Prof Aad van der Vaart (Delft in the Netherlands): On the Bernstein-von Mises theorem
Abstract: The Bayesian statistical approach consists of updating a prior probability distribution of a set of unknown parameters to a posterior distribution by reweighting the prior with the likelihood of the observables. We are interested in this posterior distribution from the non-Bayesian point of view that the observables follow some fixed probability distribution. In this setting the classical Bernstein-von Mises theorem says that the posterior distribution of a parameter of a smoothly parametrised statistical model can be approximated by a certain normal distribution. A definitive mathematical formulation of the theorem was obtained in the 1960/70s by Lucien Le Cam, but the theorem goes back in some form to Laplace, almost contemporary with the conception of Bayesian statistical inference.
Besides making some historical remarks (also about the name of the theorem), we review the role of the theorem in justifying Bayesian uncertainty quantification in the non-Bayesian, general statistical setup. This consists of using the spread of the posterior distribution (often in the form of so-called “credible sets”) as a measure of statistical uncertainty. We next continue to discuss extensions of the theorem to cases of non-Gaussian limit experiments (e.g. densities with jumps, or missing data models) and to Gaussian limits in infinite-dimensional (e.g. regression function, density function, initial value or potential function in a noisy inverse problem), and uncertainty quantification in these setups.
For a genuinely infinite-dimensional parameter, equipped with a strong norm, the naive analogy of the theorem is known to fail, and credible sets must balance the centering and spread of the posterior distribution (bias and root-variance).

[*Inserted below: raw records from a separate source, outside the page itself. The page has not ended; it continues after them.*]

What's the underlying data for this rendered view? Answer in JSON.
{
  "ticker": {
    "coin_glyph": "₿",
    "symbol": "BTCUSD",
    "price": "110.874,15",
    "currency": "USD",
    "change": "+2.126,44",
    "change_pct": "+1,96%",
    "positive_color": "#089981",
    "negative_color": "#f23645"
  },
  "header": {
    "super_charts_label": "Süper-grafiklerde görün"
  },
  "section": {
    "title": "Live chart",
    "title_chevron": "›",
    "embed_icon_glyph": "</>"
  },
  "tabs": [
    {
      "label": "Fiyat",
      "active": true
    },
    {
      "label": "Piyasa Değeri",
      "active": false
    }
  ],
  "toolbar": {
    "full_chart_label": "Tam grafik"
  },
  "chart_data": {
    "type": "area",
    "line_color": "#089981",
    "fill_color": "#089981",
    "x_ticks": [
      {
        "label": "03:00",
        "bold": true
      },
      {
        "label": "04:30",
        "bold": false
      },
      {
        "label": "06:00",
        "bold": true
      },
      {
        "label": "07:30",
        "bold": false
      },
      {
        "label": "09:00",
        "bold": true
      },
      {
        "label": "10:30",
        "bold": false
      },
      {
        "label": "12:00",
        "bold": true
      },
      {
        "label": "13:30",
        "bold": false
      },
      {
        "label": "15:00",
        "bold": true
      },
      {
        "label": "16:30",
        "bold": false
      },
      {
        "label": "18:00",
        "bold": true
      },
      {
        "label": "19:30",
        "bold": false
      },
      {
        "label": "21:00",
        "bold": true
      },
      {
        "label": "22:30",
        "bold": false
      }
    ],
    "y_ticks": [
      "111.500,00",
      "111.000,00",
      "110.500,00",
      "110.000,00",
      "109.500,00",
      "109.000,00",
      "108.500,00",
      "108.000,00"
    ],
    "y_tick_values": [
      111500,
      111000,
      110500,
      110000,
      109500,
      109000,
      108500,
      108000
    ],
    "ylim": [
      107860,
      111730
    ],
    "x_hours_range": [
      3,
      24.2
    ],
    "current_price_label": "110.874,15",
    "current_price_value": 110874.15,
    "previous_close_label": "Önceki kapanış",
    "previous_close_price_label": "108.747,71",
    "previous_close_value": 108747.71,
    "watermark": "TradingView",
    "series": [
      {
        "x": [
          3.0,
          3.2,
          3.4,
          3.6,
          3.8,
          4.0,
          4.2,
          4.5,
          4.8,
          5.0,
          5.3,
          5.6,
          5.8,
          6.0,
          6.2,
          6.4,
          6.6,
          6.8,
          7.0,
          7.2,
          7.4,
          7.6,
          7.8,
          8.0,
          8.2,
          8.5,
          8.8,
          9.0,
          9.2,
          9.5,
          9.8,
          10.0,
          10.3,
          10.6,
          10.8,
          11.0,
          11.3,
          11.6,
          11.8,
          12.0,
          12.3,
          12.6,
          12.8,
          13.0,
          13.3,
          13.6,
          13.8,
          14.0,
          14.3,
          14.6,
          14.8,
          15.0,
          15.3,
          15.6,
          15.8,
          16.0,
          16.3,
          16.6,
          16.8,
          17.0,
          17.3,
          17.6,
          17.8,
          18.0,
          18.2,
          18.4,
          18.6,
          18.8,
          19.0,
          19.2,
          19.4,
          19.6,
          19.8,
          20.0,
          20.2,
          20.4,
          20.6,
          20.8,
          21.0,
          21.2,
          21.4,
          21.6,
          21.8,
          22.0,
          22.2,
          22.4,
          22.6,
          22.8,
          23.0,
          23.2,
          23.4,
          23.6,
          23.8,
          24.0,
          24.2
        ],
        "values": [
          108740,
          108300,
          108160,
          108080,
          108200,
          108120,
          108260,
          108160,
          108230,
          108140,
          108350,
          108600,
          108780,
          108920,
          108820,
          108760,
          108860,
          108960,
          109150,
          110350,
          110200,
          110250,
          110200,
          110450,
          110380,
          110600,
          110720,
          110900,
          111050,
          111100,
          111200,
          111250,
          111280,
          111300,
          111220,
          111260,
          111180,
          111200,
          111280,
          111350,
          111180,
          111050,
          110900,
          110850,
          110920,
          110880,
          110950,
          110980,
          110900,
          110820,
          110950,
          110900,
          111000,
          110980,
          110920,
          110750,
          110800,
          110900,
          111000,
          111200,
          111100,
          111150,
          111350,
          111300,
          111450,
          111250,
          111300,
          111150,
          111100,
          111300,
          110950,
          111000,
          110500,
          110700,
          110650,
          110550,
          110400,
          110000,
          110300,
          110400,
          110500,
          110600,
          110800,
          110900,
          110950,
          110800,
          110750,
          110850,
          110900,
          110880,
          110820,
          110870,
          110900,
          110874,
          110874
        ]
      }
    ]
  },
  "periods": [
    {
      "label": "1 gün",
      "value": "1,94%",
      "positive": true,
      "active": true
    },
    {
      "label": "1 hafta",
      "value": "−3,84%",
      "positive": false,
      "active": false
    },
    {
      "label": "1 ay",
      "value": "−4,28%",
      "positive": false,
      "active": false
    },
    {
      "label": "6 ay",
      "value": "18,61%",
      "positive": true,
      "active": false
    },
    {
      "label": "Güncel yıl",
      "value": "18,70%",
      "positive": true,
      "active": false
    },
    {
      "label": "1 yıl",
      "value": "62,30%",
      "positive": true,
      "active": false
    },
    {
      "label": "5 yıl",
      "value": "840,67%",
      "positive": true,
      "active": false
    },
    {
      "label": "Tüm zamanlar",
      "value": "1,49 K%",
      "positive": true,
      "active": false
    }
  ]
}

However, versions of the Bernstein-von Mises theorem apply to smooth functionals of a parameter. The appropriate assertion can be understood from the point of view of semiparametric information calculus and efficiency. We give some examples, including some from noisy estimation of PDEs, and some involving the famous Dirichlet prior on a probability distribution, and discuss the (in)appropriateness of these results as a justification of uncertainty quantification of infinite-dimensional Bayesian methods.